Connective tissue and repair
Connective tissue= tissue that supports, binds or separates other tissues or organs. Made up of mesenchymal cells and ECM
Repair by connective (fibrous) tissue necessary if:
- there’s damage to the connective tissue (ECM+ mesenchymal cells) in addition to parenchymal cells or epithelial cells
- non-dividing cells are injured
In those circumstances, tissue can’t be repaired by regeneration alone.

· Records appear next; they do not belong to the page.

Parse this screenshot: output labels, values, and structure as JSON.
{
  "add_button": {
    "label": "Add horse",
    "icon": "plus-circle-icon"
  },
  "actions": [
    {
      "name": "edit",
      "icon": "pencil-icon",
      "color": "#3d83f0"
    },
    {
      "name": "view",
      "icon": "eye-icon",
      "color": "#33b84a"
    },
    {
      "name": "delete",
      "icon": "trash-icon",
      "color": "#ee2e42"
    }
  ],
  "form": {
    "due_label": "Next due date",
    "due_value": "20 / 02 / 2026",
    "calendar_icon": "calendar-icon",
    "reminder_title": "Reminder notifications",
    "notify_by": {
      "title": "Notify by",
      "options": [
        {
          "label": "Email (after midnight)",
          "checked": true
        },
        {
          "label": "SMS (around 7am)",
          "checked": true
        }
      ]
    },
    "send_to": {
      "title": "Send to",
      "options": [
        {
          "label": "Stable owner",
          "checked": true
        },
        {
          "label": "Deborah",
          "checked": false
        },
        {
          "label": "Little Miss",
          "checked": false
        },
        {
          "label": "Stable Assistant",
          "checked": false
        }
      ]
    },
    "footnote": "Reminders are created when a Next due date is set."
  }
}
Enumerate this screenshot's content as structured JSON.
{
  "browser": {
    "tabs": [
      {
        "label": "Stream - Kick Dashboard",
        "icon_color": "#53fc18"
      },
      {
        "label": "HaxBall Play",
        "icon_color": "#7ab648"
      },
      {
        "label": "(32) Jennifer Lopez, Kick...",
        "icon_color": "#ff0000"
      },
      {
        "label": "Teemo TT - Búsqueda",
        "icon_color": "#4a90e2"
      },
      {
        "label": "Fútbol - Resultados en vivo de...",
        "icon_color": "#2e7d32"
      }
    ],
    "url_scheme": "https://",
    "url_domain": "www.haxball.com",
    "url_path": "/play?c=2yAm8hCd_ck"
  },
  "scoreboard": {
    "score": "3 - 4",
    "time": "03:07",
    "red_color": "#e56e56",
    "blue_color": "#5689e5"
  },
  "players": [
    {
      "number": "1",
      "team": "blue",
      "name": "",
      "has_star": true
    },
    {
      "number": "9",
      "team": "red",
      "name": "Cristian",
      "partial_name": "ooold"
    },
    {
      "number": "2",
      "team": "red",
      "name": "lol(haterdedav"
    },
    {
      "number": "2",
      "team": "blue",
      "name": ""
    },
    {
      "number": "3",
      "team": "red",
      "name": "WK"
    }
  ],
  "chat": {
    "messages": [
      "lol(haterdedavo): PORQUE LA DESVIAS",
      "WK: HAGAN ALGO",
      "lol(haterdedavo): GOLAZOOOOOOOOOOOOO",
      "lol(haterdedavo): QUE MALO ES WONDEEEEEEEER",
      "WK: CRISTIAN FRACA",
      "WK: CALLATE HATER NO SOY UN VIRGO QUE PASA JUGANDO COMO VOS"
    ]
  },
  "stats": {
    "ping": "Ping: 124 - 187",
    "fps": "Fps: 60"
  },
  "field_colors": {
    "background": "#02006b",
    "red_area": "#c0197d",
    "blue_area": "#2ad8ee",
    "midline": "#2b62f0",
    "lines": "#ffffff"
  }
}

Non-regenerated cells are replaced with fibrous tissue.
Skin wounds
Mild superficial injury results in regeneration of epithelial cells and no scar
A deeper injury (i.e through the BM) results in the supporting connective tissue being damaged too, and that requires repair with connective tissue–>scar forms.
Erosion: just epidermal damage
Ulcer: if injury goes through to ECM/connective tissue–> scar
Liver injury
if we only injure hepatocytes, though not labile, can regenerate for the most part. if you injure any connective tissue–> scar tissue forms.
End-stage liver= cirrhosis (injury to stroma and lots of hepatocytes)
results in macronodular or micronodular appearance
many intiating causes: toxic, infectious, genetic, biliary system disease, vascular disease.
Four sqeuential and overlapping processes of repair
- formation of new blood vessels- angiogenesis
- migration and proliferation of fibroblasts
- fibroblasts deposit ECM
- maturation and reorganization of that fibrous tissue= remodeling
Granulation tissue
tissue repair begins within 24 hours
granulation tissue forms by day 3-5
- angiogenesis
- fibroblast migration and proliferation into injury site
ECM deposition
named due to pink, soft, granular gross appearance (what you see beneath a scab)
Neovascularization: new vessels are leaky, so granulation tissue is often edematous. edema can persist long after acute inflammation has resolved.
What stimulates fibroblast migration and ECM deposition?
growth factors from 1) endothelial cells and 2) inflammatory cells
Macrophages are an important component of granulation tissue–> clear debris and fibrin; elaborate and numerous mediators.
Granulation tissue progressively accumulates collagenous (extracellular) matrix. Acts as a scaffold for scar tissue formation.